Hingis improved to 12-2 lifetime against Seles and raised her tour-leading tournament victories this season to nine. The 20-year-old from Switzerland earned $500,000, two trophies and her 35th career title.
“Today, I was very defensive in a way,” said Hingis, a winner here in 1998 and runner-up in 1996 and 1999. “She had so much power, she took her chances, and she also served very well. It was very hard to find the angles and she was running so well. I was so surprised. Sometimes in the other matches she would get tired. Not today. She played very well.”
In a match decided by just seven points, Seles won her first set from Hingis since 1998. The two traded breaks and Hingis held for a 6-5 lead before they waged a lengthy battle in the 12th game, which went to nine deuces.
Seles saved three set points before converting on her seventh ad, hitting a forehand stab volley down the line to force a tiebreaker. She hit a forehand wide on her second set point but forced an error from Hingis to seal the set in 56 minutes.
In the second set, Hingis erased deficits of 0-2 and 2-4 as she ran Seles from side to side, forcing the two-handed player to make one-handed saves. At the changeover, she took a bathroom break while Seles had her left groin rubbed by the trainer.
They exchanged breaks at the start of the deciding set before Hingis held for a 3-1 lead. Seles finally had an easy service game, hitting four straight winners, and rode the crowd support to level the set at 3-3.
Hingis went ahead in the seventh game but double-faulted on break point on her own service game. The string of breaks continued as Seles put a backhand into the net for break point and Hingis nailed a cross-court backhand winner.
“I think (the breaks) were a combination of Martina returning so well and putting pressure on me, and I was probably pressing for more than I should have and my serve broke down a little bit,” Seles said. “And then I knew that I have to break back, and a few times, I was able to do that and I few times I wasn’t.”
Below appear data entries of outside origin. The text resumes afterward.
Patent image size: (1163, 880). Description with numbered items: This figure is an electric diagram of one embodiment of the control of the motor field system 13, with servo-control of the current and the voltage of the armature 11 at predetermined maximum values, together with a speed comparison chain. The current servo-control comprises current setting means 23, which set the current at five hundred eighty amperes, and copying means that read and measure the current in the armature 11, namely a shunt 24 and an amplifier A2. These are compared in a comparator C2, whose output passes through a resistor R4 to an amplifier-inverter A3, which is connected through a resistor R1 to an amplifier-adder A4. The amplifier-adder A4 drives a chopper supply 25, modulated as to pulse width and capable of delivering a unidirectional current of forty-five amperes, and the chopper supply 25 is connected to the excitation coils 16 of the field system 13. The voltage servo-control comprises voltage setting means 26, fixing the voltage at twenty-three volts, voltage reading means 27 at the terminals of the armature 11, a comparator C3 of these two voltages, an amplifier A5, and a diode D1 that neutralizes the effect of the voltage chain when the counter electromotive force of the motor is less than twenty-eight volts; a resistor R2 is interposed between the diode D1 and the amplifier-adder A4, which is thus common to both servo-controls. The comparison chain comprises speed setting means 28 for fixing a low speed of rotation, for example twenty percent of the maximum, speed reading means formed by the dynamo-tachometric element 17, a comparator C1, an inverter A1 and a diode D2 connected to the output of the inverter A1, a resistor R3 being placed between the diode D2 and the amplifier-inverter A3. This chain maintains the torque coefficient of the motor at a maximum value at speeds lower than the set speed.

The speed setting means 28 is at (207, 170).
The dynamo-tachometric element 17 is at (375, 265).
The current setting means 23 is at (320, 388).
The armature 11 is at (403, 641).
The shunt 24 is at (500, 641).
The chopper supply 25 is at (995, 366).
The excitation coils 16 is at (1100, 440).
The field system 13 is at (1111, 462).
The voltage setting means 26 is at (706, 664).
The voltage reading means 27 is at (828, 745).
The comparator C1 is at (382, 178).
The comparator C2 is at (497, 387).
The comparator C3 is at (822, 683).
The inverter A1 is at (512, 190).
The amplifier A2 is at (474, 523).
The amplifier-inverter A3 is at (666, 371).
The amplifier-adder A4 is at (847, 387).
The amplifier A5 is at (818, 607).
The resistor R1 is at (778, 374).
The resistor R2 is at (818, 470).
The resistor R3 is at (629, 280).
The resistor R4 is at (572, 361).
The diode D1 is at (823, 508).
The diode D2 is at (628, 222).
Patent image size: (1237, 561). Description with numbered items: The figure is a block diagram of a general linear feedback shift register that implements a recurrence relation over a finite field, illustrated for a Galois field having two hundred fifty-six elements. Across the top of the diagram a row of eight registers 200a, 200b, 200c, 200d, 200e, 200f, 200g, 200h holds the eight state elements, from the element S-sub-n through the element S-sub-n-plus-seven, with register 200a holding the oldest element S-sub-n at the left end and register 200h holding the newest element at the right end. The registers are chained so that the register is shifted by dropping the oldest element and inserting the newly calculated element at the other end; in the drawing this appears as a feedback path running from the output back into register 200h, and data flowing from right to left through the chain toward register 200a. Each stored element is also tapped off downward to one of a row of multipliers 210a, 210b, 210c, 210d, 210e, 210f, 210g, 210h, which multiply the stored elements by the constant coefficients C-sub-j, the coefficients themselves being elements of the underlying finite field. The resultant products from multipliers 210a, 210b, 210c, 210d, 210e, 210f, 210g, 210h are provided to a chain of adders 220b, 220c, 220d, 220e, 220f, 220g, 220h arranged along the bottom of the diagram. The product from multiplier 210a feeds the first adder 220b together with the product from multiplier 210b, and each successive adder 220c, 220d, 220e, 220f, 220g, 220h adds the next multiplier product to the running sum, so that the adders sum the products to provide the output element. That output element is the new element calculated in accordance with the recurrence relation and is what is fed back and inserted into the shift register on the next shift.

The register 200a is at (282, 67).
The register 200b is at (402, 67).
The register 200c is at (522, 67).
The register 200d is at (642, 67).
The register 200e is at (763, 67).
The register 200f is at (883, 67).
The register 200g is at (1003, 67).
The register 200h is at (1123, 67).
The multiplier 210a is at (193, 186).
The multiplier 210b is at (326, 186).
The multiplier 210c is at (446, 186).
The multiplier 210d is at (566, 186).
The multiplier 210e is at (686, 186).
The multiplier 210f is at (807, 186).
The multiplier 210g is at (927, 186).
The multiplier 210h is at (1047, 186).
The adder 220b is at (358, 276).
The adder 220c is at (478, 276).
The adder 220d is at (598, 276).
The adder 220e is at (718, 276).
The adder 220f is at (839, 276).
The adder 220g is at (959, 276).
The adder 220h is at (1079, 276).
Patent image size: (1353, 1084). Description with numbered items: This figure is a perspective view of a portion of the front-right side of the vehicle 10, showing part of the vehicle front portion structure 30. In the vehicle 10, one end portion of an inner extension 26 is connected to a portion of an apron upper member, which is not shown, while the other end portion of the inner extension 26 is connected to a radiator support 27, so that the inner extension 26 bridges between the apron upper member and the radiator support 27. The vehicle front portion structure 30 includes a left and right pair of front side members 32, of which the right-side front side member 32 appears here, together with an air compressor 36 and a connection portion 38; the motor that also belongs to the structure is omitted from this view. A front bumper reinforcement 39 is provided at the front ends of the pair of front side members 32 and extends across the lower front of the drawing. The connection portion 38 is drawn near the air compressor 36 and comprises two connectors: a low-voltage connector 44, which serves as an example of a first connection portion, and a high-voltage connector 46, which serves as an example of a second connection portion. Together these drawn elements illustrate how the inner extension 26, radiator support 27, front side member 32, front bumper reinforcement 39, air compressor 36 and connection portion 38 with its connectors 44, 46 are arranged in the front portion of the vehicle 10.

After Hingis double-faulted on her first match point, she hit a 92-mph ace — her fifth of the match against nine double faults — and Seles smacked a second-serve forehand return into the net to end the match.
“I was hoping I would not play as badly as I had done the past few times against her,” Seles said. “It’s just key for me to steady my nerves and I got lucky there in the first set. Then I let Martina back during the second set. It was just too tough at the end. I think both of us were pretty tired at the end. There were probably a couple of times where I reached a wall, but I knew I really wanted to win this match, and I just tried to push through it.”
Hingis shook hands cordially with Seles before meeting her mother and coach, Melanie Molitor, at the side of the court, where she broke into tears.
“I was just so tired,” said Hingis, who fought through cramps to become the first player to win the singles and doubles crowns here since Jana Novotna in 1997. “It has been a long few weeks now, playing singles and doubles all the time. (My mother) was like, `Don’t be a baby.'”
Going without a Grand Slam title for the first time since 1996, Hingis often appeared pushed around by more powerful players this year.
She lost to Lindsay Davenport in the final of the Australian Open, Mary Pierce in the semifinals at the French Open, and to Venus Williams in the quarterfinals of Wimbledon and the semifinals at the U.S. Open. However, she compiled a 77-10 record and finished the year at No. 1 for the third time in her career.
“I think that’s why I wanted to do so well here,” she said. “I think it has been very important for me to do well at the indoor tournaments to really show that — this is like the fifth Grand Slam, and to be able to win it and to come through with great tournaments and winning here, I think I deserve now the respect of being No. 1. You keep reading in the papers, `She didn’t win the Grand Slam this year.’ But I definitely had a very good season overall, and without winning a Grand Slam.”
A winner of three titles this year, Seles also captured the bronze medal at the Sydney Olympics. The former world No. 1 became the youngest player to win the season-ending championship in 1990, when she took the title at 16 years, 11 months. She successfully defended her title the next two years and owns 47 career singles crowns.